Building LLMs at the scale of ChatGPT is beyond the resources and skills of most non-tech enterprises, even the global companies included in the MIT surveys. However, as we discussed last week, recent developments in generative AI has produced and successfully trained much smaller models: MIT professor Carbin says:

“The reduction in complexity comes by narrowing your focus from an all-purpose model that knows all of human knowledge to very high-quality knowledge just for you, because this is what individuals in businesses actually really need. Much of this technology can be within the reach of many more organizations. It’s not just the OpenAIs and the Googles and the Microsofts of the world, but more average-size businesses, even startups.”

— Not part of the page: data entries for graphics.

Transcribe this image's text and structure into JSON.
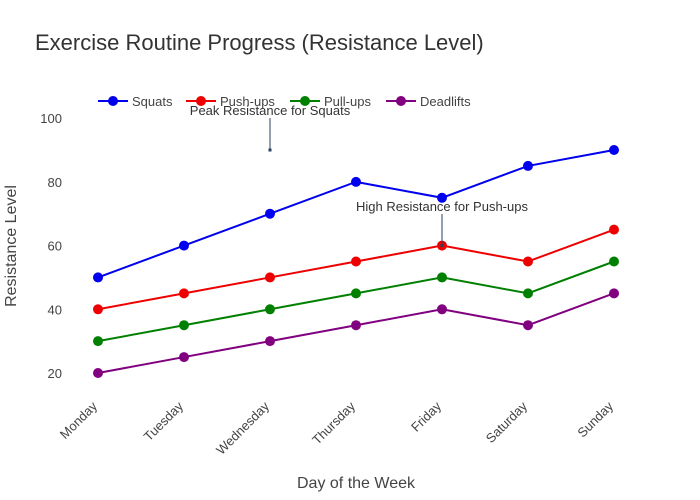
{
  "chart_data": {
    "type": "line",
    "title": "Exercise Routine Progress (Resistance Level)",
    "xlabel": "Day of the Week",
    "ylabel": "Resistance Level",
    "categories": [
      "Monday",
      "Tuesday",
      "Wednesday",
      "Thursday",
      "Friday",
      "Saturday",
      "Sunday"
    ],
    "yticks": [
      20,
      40,
      60,
      80,
      100
    ],
    "ylim": [
      10,
      110
    ],
    "grid": false,
    "legend_position": "top-left",
    "series": [
      {
        "name": "Squats",
        "color": "#0000ee",
        "values": [
          50,
          60,
          70,
          80,
          75,
          85,
          90
        ]
      },
      {
        "name": "Push-ups",
        "color": "#ee0000",
        "values": [
          40,
          45,
          50,
          55,
          60,
          55,
          65
        ]
      },
      {
        "name": "Pull-ups",
        "color": "#008000",
        "values": [
          30,
          35,
          40,
          45,
          50,
          45,
          55
        ]
      },
      {
        "name": "Deadlifts",
        "color": "#800080",
        "values": [
          20,
          25,
          30,
          35,
          40,
          35,
          45
        ]
      }
    ],
    "annotations": [
      {
        "text": "Peak Resistance for Squats",
        "x": "Wednesday",
        "y": 90
      },
      {
        "text": "High Resistance for Push-ups",
        "x": "Friday",
        "y": 60
      }
    ]
  }
}
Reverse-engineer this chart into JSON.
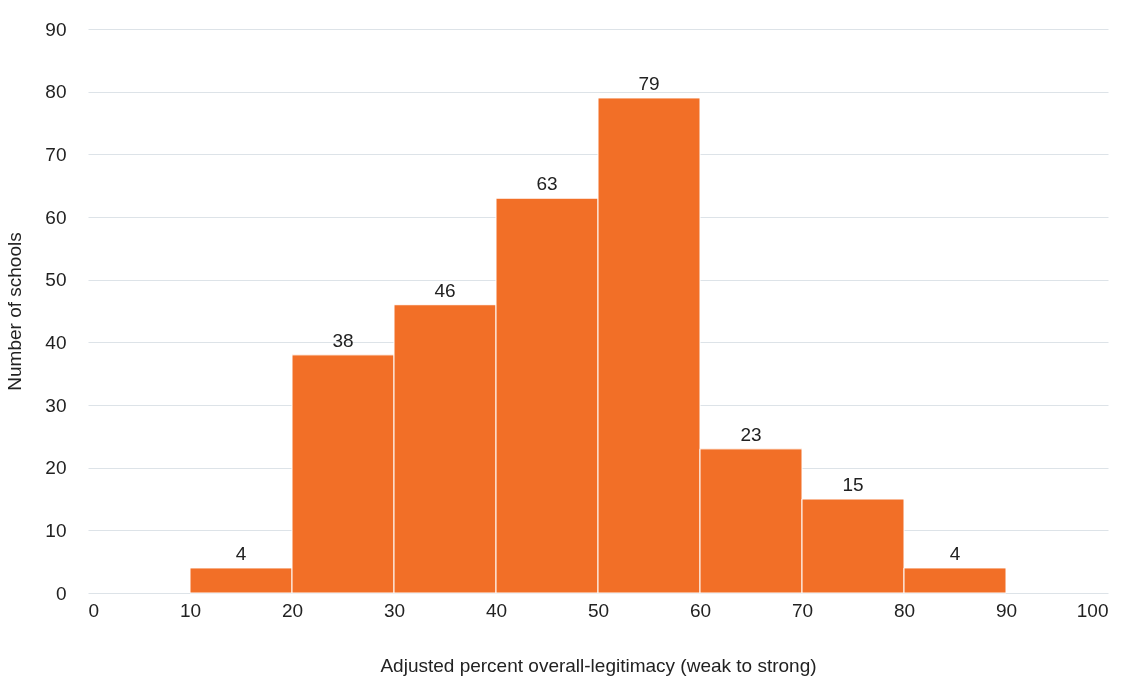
{
  "chart_data": {
    "type": "histogram",
    "xlabel": "Adjusted percent overall-legitimacy (weak to strong)",
    "ylabel": "Number of schools",
    "bins": [
      10,
      20,
      30,
      40,
      50,
      60,
      70,
      80,
      90
    ],
    "values": [
      4,
      38,
      46,
      63,
      79,
      23,
      15,
      4
    ],
    "color": "#f26f27",
    "xlim": [
      0,
      100
    ],
    "xticks": [
      0,
      10,
      20,
      30,
      40,
      50,
      60,
      70,
      80,
      90,
      100
    ],
    "ylim": [
      0,
      90
    ],
    "yticks": [
      0,
      10,
      20,
      30,
      40,
      50,
      60,
      70,
      80,
      90
    ],
    "grid": "y",
    "data_labels": true
  }
}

Databricks, which sponsored the MIT survey, has released Dolly, named after the world’s first cloned mammal, which has just 6 billion parameters— less than 3.5% of the 175 billion used in GPT-3. Dolly is based on the LLaMA tool from Meta, is fine-tuned on “high-quality inputs crowdsourced from Databricks employees”, and can be further trained by a user to its requirements for less than $30.

Conclusion

The MIT survey concludes that, after a cautious, uneven start, “the most forward looking CIOs are moving decisively into this AI era.” The survey rounds off with a personal reflection from Dupont’s CIO:

“People who went through the computer and Internet revolution talk about when computers first came online. If you were one of those people who learned how to work with computers, you had a very good career. This is a similar turning point: as long as you embrace the technology, you will benefit from it.”